# Product of Dense sets

1. May 9, 2012

### I<3Gauss

Just a quick question. If Q is a dense set of a metric space X, and P is a dense set of a metric space Y, then is Q x P a dense set of X x Y? I am fairly sure this is the case.

If this is true, then I want to use this statement to show that the open sets of the product of finite number of separable metric spaces can be written as the union of countably many balls centered around elements in the product of the dense sets.

Ultimately, this will show that the open sets of the product of finite number of metric spaces is a subset of the product sigma algebra of the separable metric spaces. (Each separable metric space is generated by a countable set of neighborhoods centered around elements in each metric spaces' corresponding dense set)

Does this argument make sense?

Thanks!

EDIT1: Oops, forgot an important part. The metric on the product space is the standard product metric. Specifically, if x and y are elements of the product space, then p(x,y) = max (p1(x1,y1), p2(x2,y2),........, pn(xn,yn)), where x=(x1,x2,x3,x4,....,xn) y=(y1,y2,y3,.....,yn) and pn(x,y) is the metric on the metric space Xn.

Last edited: May 9, 2012
2. May 11, 2012

### Congruent

Yes. The argument is just a definition chase.

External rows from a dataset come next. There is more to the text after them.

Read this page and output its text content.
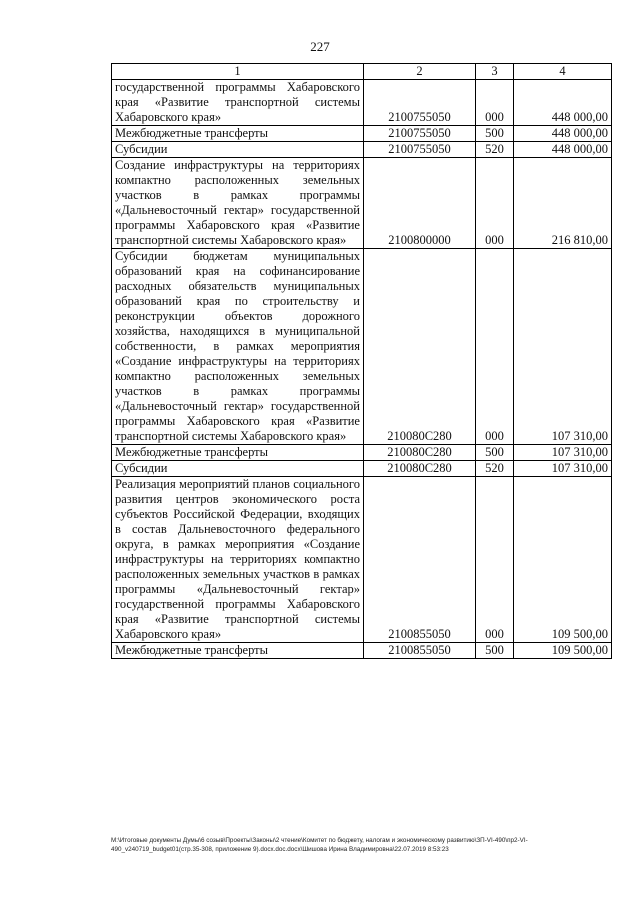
227
1	2	3	4
государственной программы Хабаровского края «Развитие транспортной системы Хабаровского края»	2100755050	000	448 000,00
Межбюджетные трансферты	2100755050	500	448 000,00
Субсидии	2100755050	520	448 000,00
Создание инфраструктуры на территориях компактно расположенных земельных участков в рамках программы «Дальневосточный гектар» государственной программы Хабаровского края «Развитие транспортной системы Хабаровского края»	2100800000	000	216 810,00
Субсидии бюджетам муниципальных образований края на софинансирование расходных обязательств муниципальных образований края по строительству и реконструкции объектов дорожного хозяйства, находящихся в муниципальной собственности, в рамках мероприятия «Создание инфраструктуры на территориях компактно расположенных земельных участков в рамках программы «Дальневосточный гектар» государственной программы Хабаровского края «Развитие транспортной системы Хабаровского края»	210080С280	000	107 310,00
Межбюджетные трансферты	210080С280	500	107 310,00
Субсидии	210080С280	520	107 310,00
Реализация мероприятий планов социального развития центров экономического роста субъектов Российской Федерации, входящих в состав Дальневосточного федерального округа, в рамках мероприятия «Создание инфраструктуры на территориях компактно расположенных земельных участков в рамках программы «Дальневосточный гектар» государственной программы Хабаровского края «Развитие транспортной системы Хабаровского края»	2100855050	000	109 500,00
Межбюджетные трансферты	2100855050	500	109 500,00
M:\Итоговые документы Думы\6 созыв\Проекты\Законы\2 чтение\Комитет по бюджету, налогам и экономическому развитию\ЗП-VI-490\пр2-VI-490_v240719_budget01(стр.35-308, приложение 9).docx.doc.docx\Шишова Ирина Владимировна\22.07.2019 8:53:23
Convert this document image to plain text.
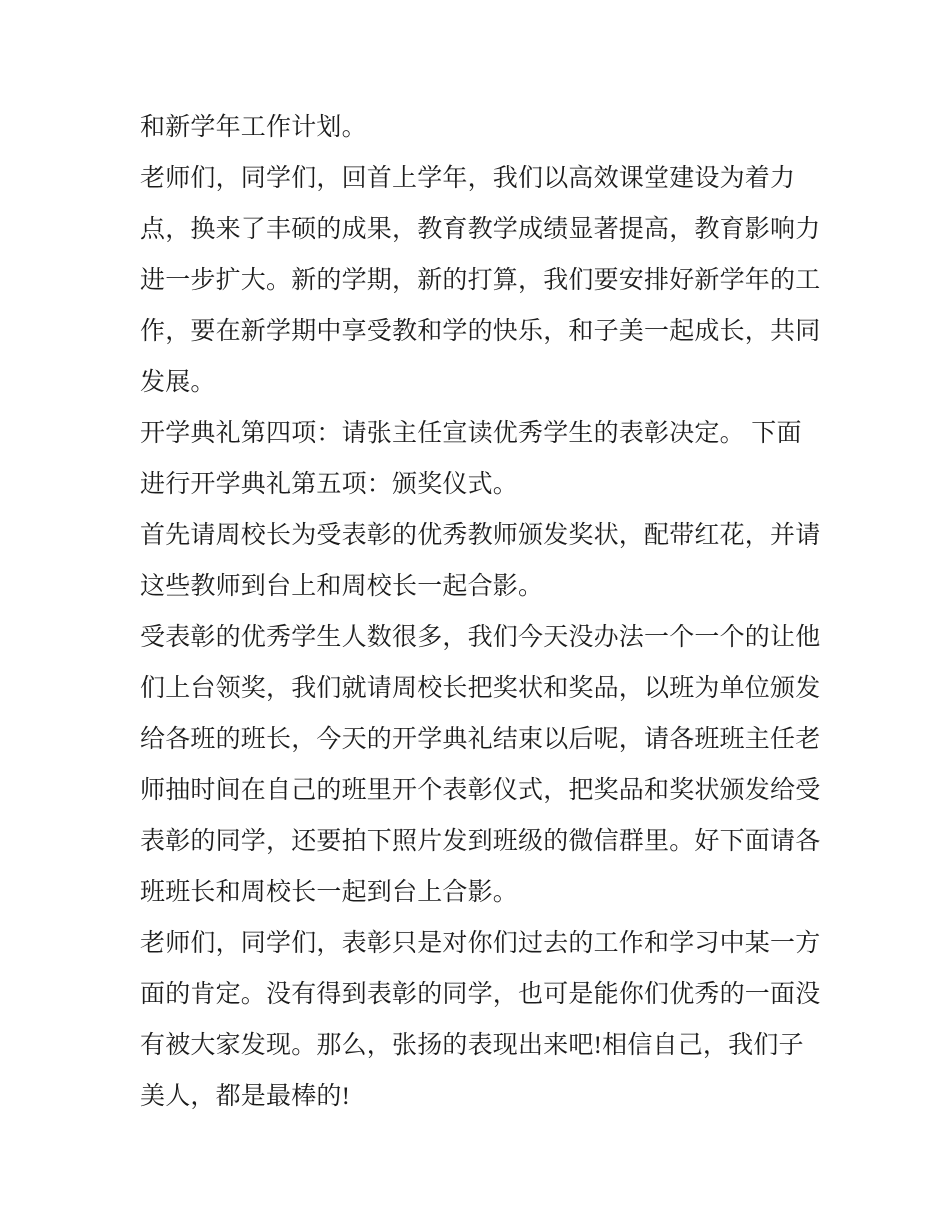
和新学年工作计划。
老师们，同学们，回首上学年，我们以高效课堂建设为着力
点，换来了丰硕的成果，教育教学成绩显著提高，教育影响力
进一步扩大。新的学期，新的打算，我们要安排好新学年的工
作，要在新学期中享受教和学的快乐，和子美一起成长，共同
发展。
开学典礼第四项：请张主任宣读优秀学生的表彰决定。 下面
进行开学典礼第五项：颁奖仪式。
首先请周校长为受表彰的优秀教师颁发奖状，配带红花，并请
这些教师到台上和周校长一起合影。
受表彰的优秀学生人数很多，我们今天没办法一个一个的让他
们上台领奖，我们就请周校长把奖状和奖品，以班为单位颁发
给各班的班长，今天的开学典礼结束以后呢，请各班班主任老
师抽时间在自己的班里开个表彰仪式，把奖品和奖状颁发给受
表彰的同学，还要拍下照片发到班级的微信群里。好下面请各
班班长和周校长一起到台上合影。
老师们，同学们，表彰只是对你们过去的工作和学习中某一方
面的肯定。没有得到表彰的同学，也可是能你们优秀的一面没
有被大家发现。那么，张扬的表现出来吧!相信自己，我们子
美人，都是最棒的!
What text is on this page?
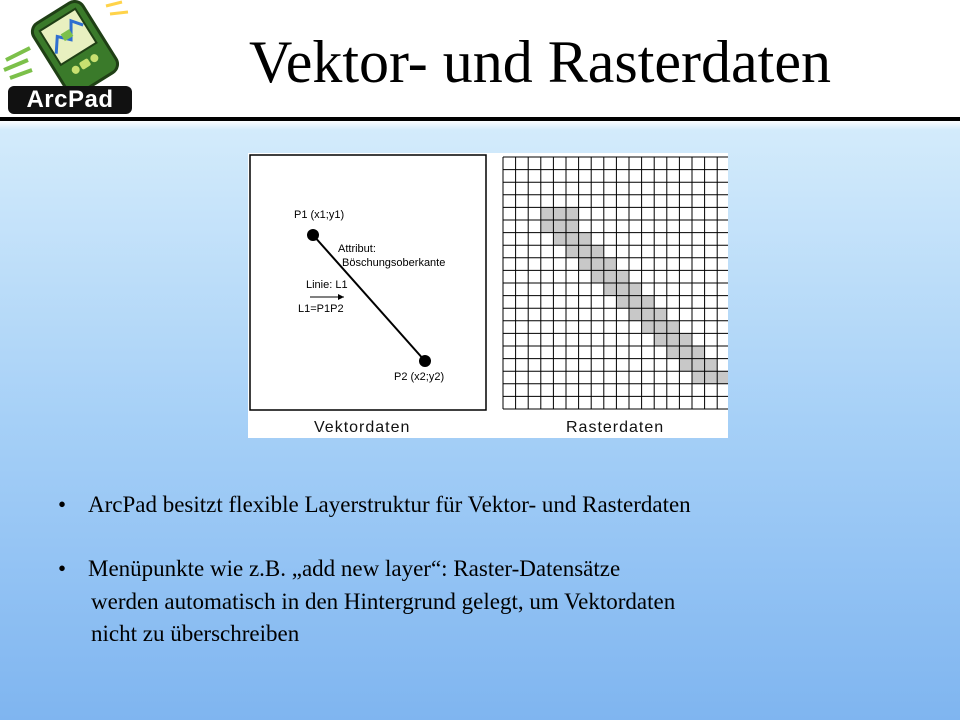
ArcPad
Vektor- und Rasterdaten
P1 (x1;y1)
Attribut:
Böschungsoberkante
Linie: L1
L1=P1P2
P2 (x2;y2)
Vektordaten	Rasterdaten
• ArcPad besitzt flexible Layerstruktur für Vektor- und Rasterdaten
• Menüpunkte wie z.B. „add new layer“: Raster-Datensätze
werden automatisch in den Hintergrund gelegt, um Vektordaten
nicht zu überschreiben
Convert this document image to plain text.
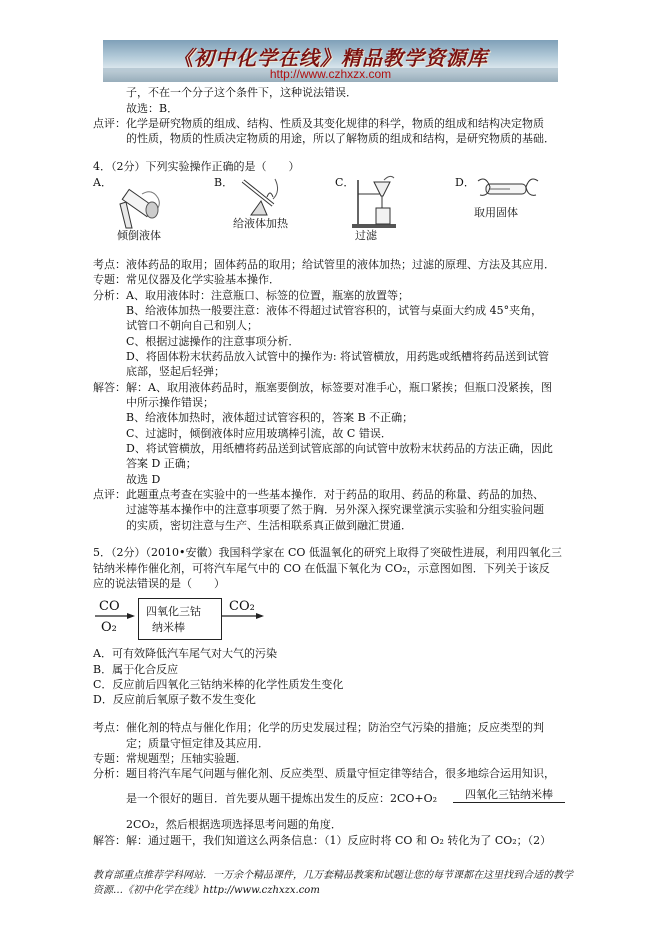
《初中化学在线》精品教学资源库
http://www.czhxzx.com
子，不在一个分子这个条件下，这种说法错误．
故选：B．
点评： 化学是研究物质的组成、结构、性质及其变化规律的科学，物质的组成和结构决定物质
的性质，物质的性质决定物质的用途，所以了解物质的组成和结构，是研究物质的基础．
4．（2分）下列实验操作正确的是（　　）
A．	B．	C．	D．
倾倒液体
给液体加热
过滤
取用固体
考点： 液体药品的取用；固体药品的取用；给试管里的液体加热；过滤的原理、方法及其应用．
专题： 常见仪器及化学实验基本操作．
分析： A、取用液体时：注意瓶口、标签的位置，瓶塞的放置等；
B、给液体加热一般要注意：液体不得超过试管容积的，试管与桌面大约成 45°夹角，
试管口不朝向自己和别人；
C、根据过滤操作的注意事项分析．
D、将固体粉末状药品放入试管中的操作为: 将试管横放，用药匙或纸槽将药品送到试管
底部，竖起后轻弹；
解答： 解：A、取用液体药品时，瓶塞要倒放，标签要对准手心，瓶口紧挨；但瓶口没紧挨，图
中所示操作错误；
B、给液体加热时，液体超过试管容积的，答案 B 不正确；
C、过滤时，倾倒液体时应用玻璃棒引流，故 C 错误．
D、将试管横放，用纸槽将药品送到试管底部的向试管中放粉末状药品的方法正确，因此
答案 D 正确；
故选 D
点评： 此题重点考查在实验中的一些基本操作．对于药品的取用、药品的称量、药品的加热、
过滤等基本操作中的注意事项要了然于胸．另外深入探究课堂演示实验和分组实验问题
的实质，密切注意与生产、生活相联系真正做到融汇贯通．
5．（2分）（2010•安徽）我国科学家在 CO 低温氧化的研究上取得了突破性进展，利用四氧化三
钴纳米棒作催化剂，可将汽车尾气中的 CO 在低温下氧化为 CO₂，示意图如图．下列关于该反
应的说法错误的是（　　）
CO
O₂
四氧化三钴
纳米棒
CO₂
A．可有效降低汽车尾气对大气的污染
B．属于化合反应
C．反应前后四氧化三钴纳米棒的化学性质发生变化
D．反应前后氧原子数不发生变化
考点： 催化剂的特点与催化作用；化学的历史发展过程；防治空气污染的措施；反应类型的判
定；质量守恒定律及其应用．
专题： 常规题型；压轴实验题．
分析： 题目将汽车尾气问题与催化剂、反应类型、质量守恒定律等结合，很多地综合运用知识，
是一个很好的题目．首先要从题干提炼出发生的反应：2CO+O₂	四氧化三钴纳米棒
2CO₂，然后根据选项选择思考问题的角度．
解答： 解：通过题干，我们知道这么两条信息：（1）反应时将 CO 和 O₂ 转化为了 CO₂；（2）
教育部重点推荐学科网站．一万余个精品课件，几万套精品教案和试题让您的每节课都在这里找到合适的教学
资源…《初中化学在线》http://www.czhxzx.com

Let (x,y) be a point in the product X x Y, and fix an r > 0. We need to find a point (p,q) in P x Q so that (p,q) lies in the ball B( (x,y); r). Since P is dense in X, we may find a point p in P so that p is in B(x;r). Similarly, find a q in Q so that q is in B(y;r). Now d((x,y), (p,q)) is by definition the maximum of d(x,p) and d(y,q), which are both less than r by assumption, so (p,q) is in B((x,y); r).

This shows that any point in the product is in the closure of PxQ, and so PxQ is dense in X x Y.

3. May 12, 2012

### Bacle2

Maybe you can try the more general result that the closure of a product is the product of the closures.